There are different trade-offs to different approaches. If we know which approach we're taking and what its strengths and weaknesses are, we're more likely to choose a good one for the situation. We take a turn. We let someone else take one. And they let someone else. And... Now we've completed the circle. Let's admit that trends and bets are critical in life, just as vision is critical—even though it's imperfect and can be hacked by optical illusions. But let's call trends and bets what they are. Let's not call a map a territory.

You are here on a map. And you are out in the territory. And you change the map you express, and you even change the territory. Right now, you're breathing and radiating heat and changing it. Just your heat changes the world around a little bit. And you are not alone, and the map is not all yours, and the territory is not really yours at all. We share a piece of it, but it exists. We cannot capture it.
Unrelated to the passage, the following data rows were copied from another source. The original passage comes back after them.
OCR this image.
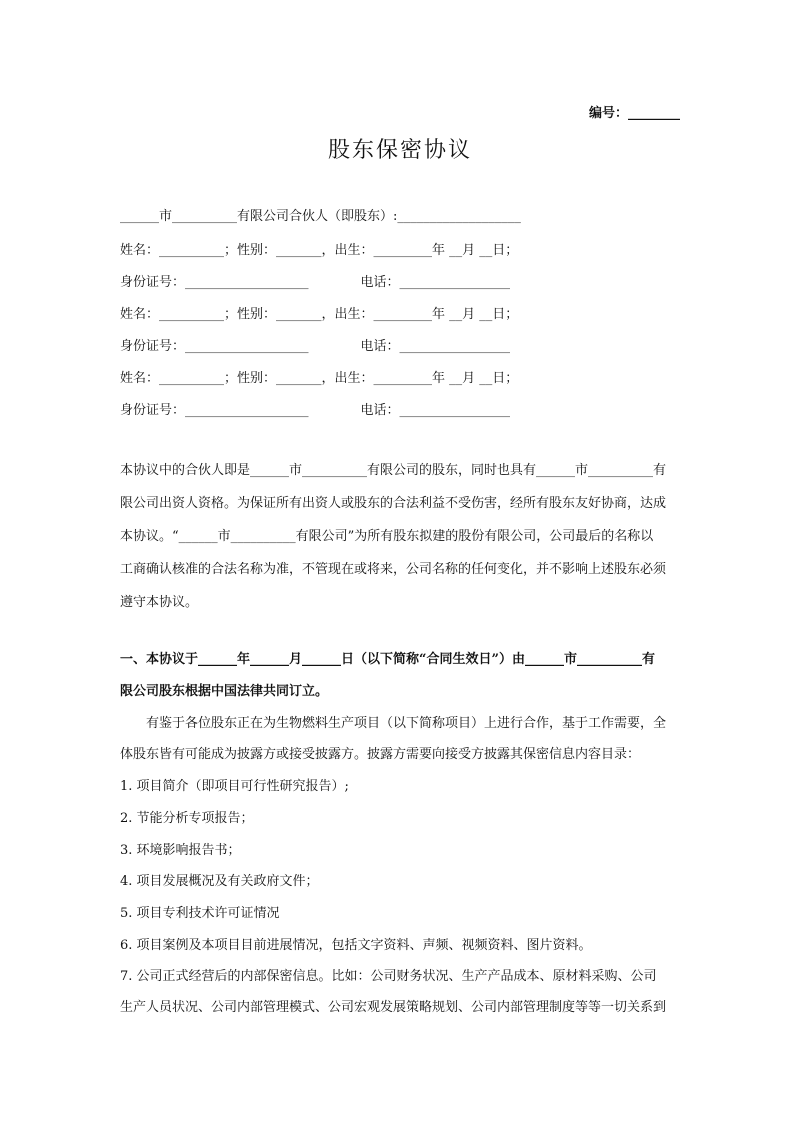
编号：________
股东保密协议
______市__________有限公司合伙人（即股东）:___________________
姓名：__________；性别：_______，出生：_________年 __月 __日；
身份证号：___________________	电话：_________________
姓名：__________；性别：_______，出生：_________年 __月 __日；
身份证号：___________________	电话：_________________
姓名：__________；性别：_______，出生：_________年 __月 __日；
身份证号：___________________	电话：_________________
本协议中的合伙人即是______市__________有限公司的股东，同时也具有______市__________有
限公司出资人资格。为保证所有出资人或股东的合法利益不受伤害，经所有股东友好协商，达成
本协议。“______市__________有限公司”为所有股东拟建的股份有限公司，公司最后的名称以
工商确认核准的合法名称为准，不管现在或将来，公司名称的任何变化，并不影响上述股东必须
遵守本协议。
一、本协议于______年______月______日（以下简称“合同生效日”）由______市__________有
限公司股东根据中国法律共同订立。
　　有鉴于各位股东正在为生物燃料生产项目（以下简称项目）上进行合作，基于工作需要，全
体股东皆有可能成为披露方或接受披露方。披露方需要向接受方披露其保密信息内容目录：
1. 项目简介（即项目可行性研究报告）;
2. 节能分析专项报告；
3. 环境影响报告书；
4. 项目发展概况及有关政府文件；
5. 项目专利技术许可证情况
6. 项目案例及本项目目前进展情况，包括文字资料、声频、视频资料、图片资料。
7. 公司正式经营后的内部保密信息。比如：公司财务状况、生产产品成本、原材料采购、公司
生产人员状况、公司内部管理模式、公司宏观发展策略规划、公司内部管理制度等等一切关系到
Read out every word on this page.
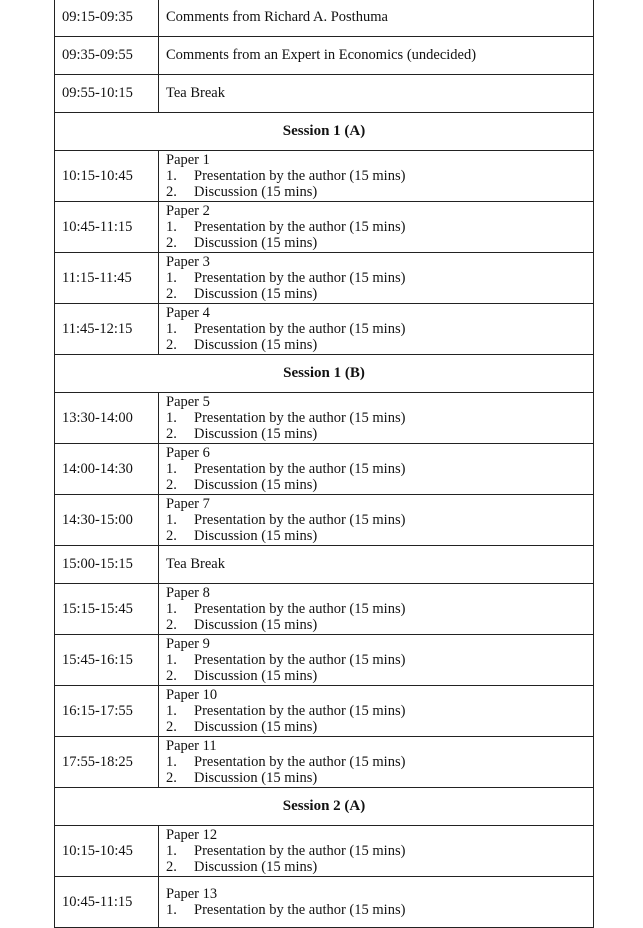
09:15-09:35	Comments from Richard A. Posthuma
09:35-09:55	Comments from an Expert in Economics (undecided)
09:55-10:15	Tea Break
Session 1 (A)	
10:15-10:45	Paper 1
1. Presentation by the author (15 mins)
2. Discussion (15 mins)

10:45-11:15	Paper 2
1. Presentation by the author (15 mins)
2. Discussion (15 mins)

11:15-11:45	Paper 3
1. Presentation by the author (15 mins)
2. Discussion (15 mins)

11:45-12:15	Paper 4
1. Presentation by the author (15 mins)
2. Discussion (15 mins)

Session 1 (B)	
13:30-14:00	Paper 5
1. Presentation by the author (15 mins)
2. Discussion (15 mins)

14:00-14:30	Paper 6
1. Presentation by the author (15 mins)
2. Discussion (15 mins)

14:30-15:00	Paper 7
1. Presentation by the author (15 mins)
2. Discussion (15 mins)

15:00-15:15	Tea Break
15:15-15:45	Paper 8
1. Presentation by the author (15 mins)
2. Discussion (15 mins)

15:45-16:15	Paper 9
1. Presentation by the author (15 mins)
2. Discussion (15 mins)

16:15-17:55	Paper 10
1. Presentation by the author (15 mins)
2. Discussion (15 mins)

17:55-18:25	Paper 11
1. Presentation by the author (15 mins)
2. Discussion (15 mins)

Session 2 (A)	
10:15-10:45	Paper 12
1. Presentation by the author (15 mins)
2. Discussion (15 mins)

10:45-11:15	Paper 13
1. Presentation by the author (15 mins)
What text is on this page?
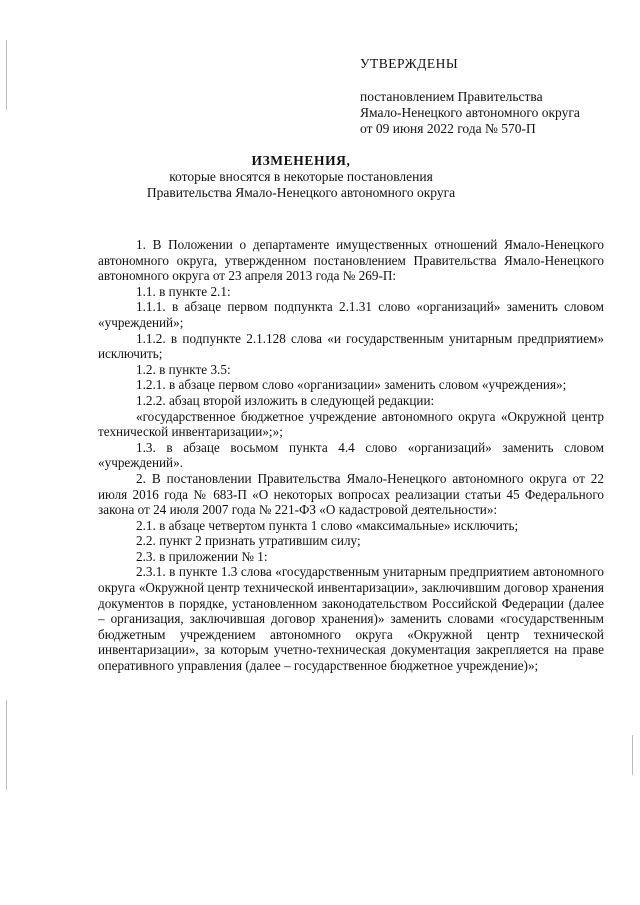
УТВЕРЖДЕНЫ
постановлением Правительства
Ямало-Ненецкого автономного округа
от 09 июня 2022 года № 570-П
ИЗМЕНЕНИЯ,
которые вносятся в некоторые постановления
Правительства Ямало-Ненецкого автономного округа

1. В Положении о департаменте имущественных отношений Ямало-Ненецкого автономного округа, утвержденном постановлением Правительства Ямало-Ненецкого автономного округа от 23 апреля 2013 года № 269-П:

1.1. в пункте 2.1:

1.1.1. в абзаце первом подпункта 2.1.31 слово «организаций» заменить словом «учреждений»;

1.1.2. в подпункте 2.1.128 слова «и государственным унитарным предприятием» исключить;

1.2. в пункте 3.5:

1.2.1. в абзаце первом слово «организации» заменить словом «учреждения»;

1.2.2. абзац второй изложить в следующей редакции:

«государственное бюджетное учреждение автономного округа «Окружной центр технической инвентаризации»;»;

1.3. в абзаце восьмом пункта 4.4 слово «организаций» заменить словом «учреждений».

2. В постановлении Правительства Ямало-Ненецкого автономного округа от 22 июля 2016 года № 683-П «О некоторых вопросах реализации статьи 45 Федерального закона от 24 июля 2007 года № 221-ФЗ «О кадастровой деятельности»:

2.1. в абзаце четвертом пункта 1 слово «максимальные» исключить;

2.2. пункт 2 признать утратившим силу;

2.3. в приложении № 1:

2.3.1. в пункте 1.3 слова «государственным унитарным предприятием автономного округа «Окружной центр технической инвентаризации», заключившим договор хранения документов в порядке, установленном законодательством Российской Федерации (далее – организация, заключившая договор хранения)» заменить словами «государственным бюджетным учреждением автономного округа «Окружной центр технической инвентаризации», за которым учетно-техническая документация закрепляется на праве оперативного управления (далее – государственное бюджетное учреждение)»;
Our words do not replace it.

Fairness is Participatory

Some revolutions that have come out of studying games: probability theory (which leads to statistics, then all modern experimental science), game theory (clarifying economics and evolutionary processes; may also have helped defuse the nuclear arms race), and substantial parts of artificial intelligence. I simply do not believe that games are not important!

It isn't as if the insights above couldn't occur otherwise, but I notice a pattern over the centuries: games are useful!

For one more example, the idea of fairness itself is virtual. Are we all identical? No!!!

So, hold on, hold on. Let's pretend for a moment that we are interchangeable. This is a hypothetical space we're in now. We are not interchangeable, or only in some ways and partially. This is a strong abstraction: there are people in your life you would not allow to be replaced with a random stranger. And imagine how long your workplace would buzz along effectively if you all kept getting swapped out with people off the street. But supposing we were interchangeable, then what should the rules be, and how do things balance out?

That's precisely how a game works: the rules don't care about your name, genetics, or personal history, and you could step out and someone else could take your seat. The rules are tuned to be playable for many people. And that's also the beginning of fairness. Seeing different scenarios as the same and different people as interchangeable requires a hint of make-believe: all scenarios and all people are unique. Fairness can be seen as a flavor of virtuality built into most of us, a half-baked and fallible instinct, one that depends critically on a hypothetical, on unrealities of sameness, on falsifiable abstractions.

It also happens to be very useful in society. Over time, civilization tends toward fairness. The idea is most useful after we understand it. Fairness is a thing we co-create to encourage participation in a better society.